Optionally, the timing determining unit 703 determines a materialization timing of the attribute that needs to perform the data operation in the original execution plan as an early materialization; and determining the materialization opportunity of the attribute which does not need to be subjected to the data operation in the original execution plan as late materialization.
Optionally, the target generation unit 704 generates a left sub-tree of the target execution plan based on the early materialized attribute, and adds an output of the row ID in the left sub-tree; generating a right sub-tree of the target execution plan based on the late materialized attributes, and adding a constraint of a row ID in the right sub-tree, the constraint of the row ID being equal to a row ID output by the left sub-tree.
Optionally, the late materialization conditions include:
querying for a single table;
the presence of a screening condition;
the materialized data operation exists; and
there are attributes that perform only materialization but do not require data manipulation.
Optionally, the materialized data operation includes: sort operation, limit operation.
The implementation process of the functions and actions of each unit in the above device is specifically described in the implementation process of the corresponding step in the above method, and is not described herein again.
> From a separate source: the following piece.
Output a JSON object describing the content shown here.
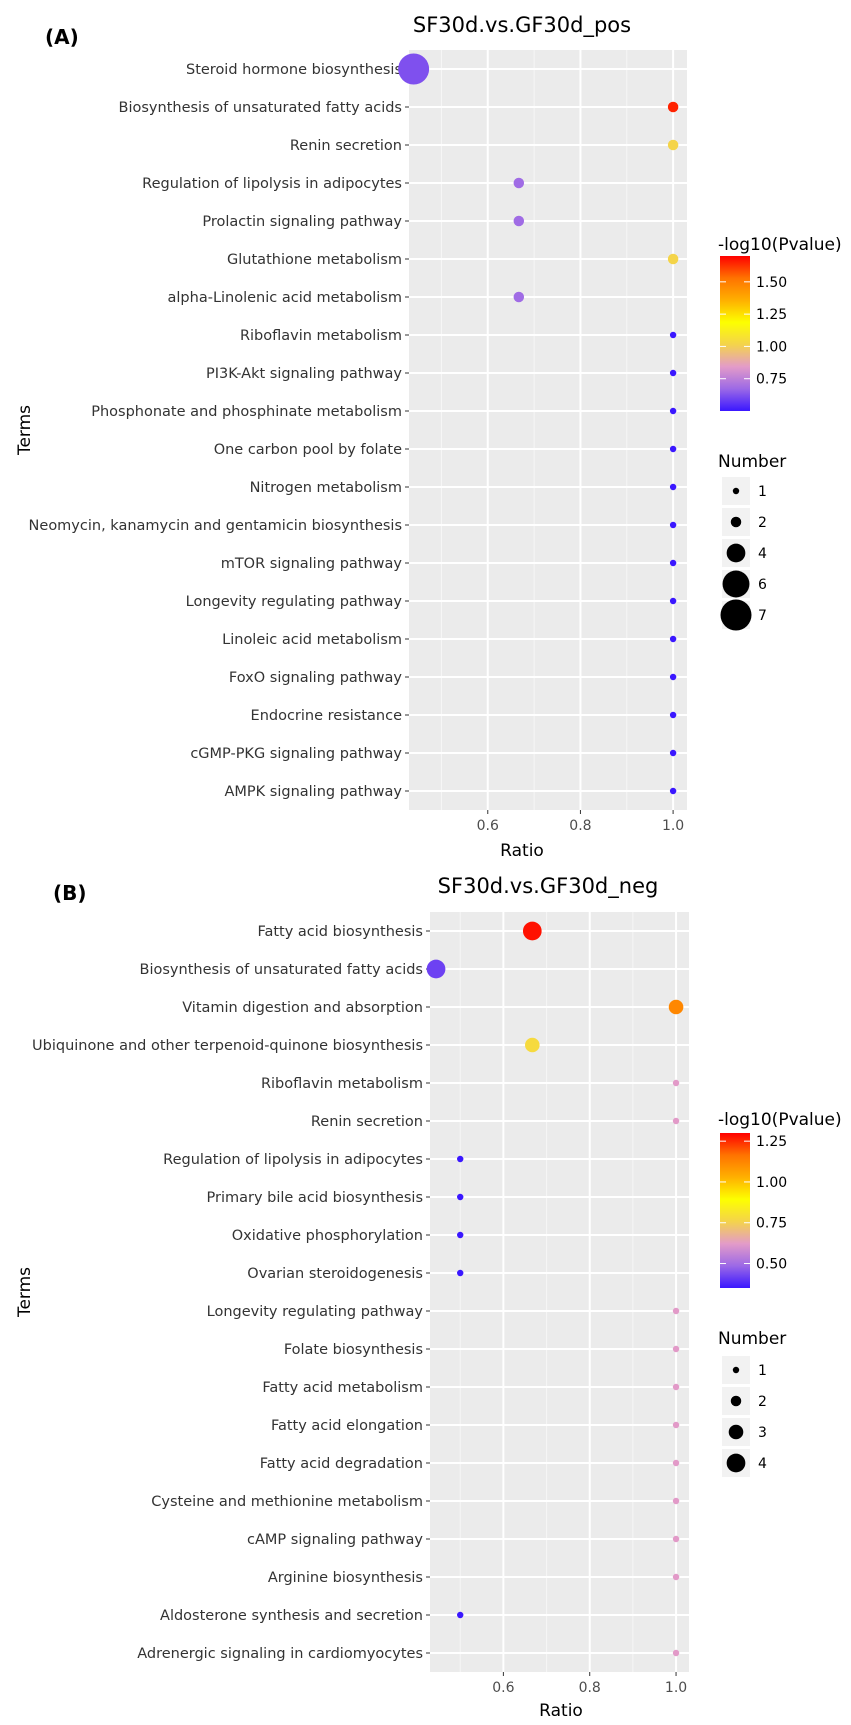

For the device embodiments, since they substantially correspond to the method embodiments, reference may be made to the partial description of the method embodiments for relevant points. The above-described embodiments of the apparatus are merely illustrative, and the units described as separate parts may or may not be physically separate, and parts displayed as units may or may not be physical units, may be located in one place, or may be distributed on a plurality of network units. Some or all of the modules can be selected according to actual needs to achieve the purpose of the scheme of the application. One of ordinary skill in the art can understand and implement it without inventive effort.
The systems, devices, modules or units illustrated in the above embodiments may be implemented by a computer chip or an entity, or by a product with certain functions. A typical implementation device is a computer, which may take the form of a personal computer, laptop computer, cellular telephone, camera phone, smart phone, personal digital assistant, media player, navigation device, email messaging device, game console, tablet computer, wearable device, or a combination of any of these devices.
The above description is only exemplary of the present application and should not be taken as limiting the present application, as any modification, equivalent replacement, or improvement made within the spirit and principle of the present application should be included in the scope of protection of the present application.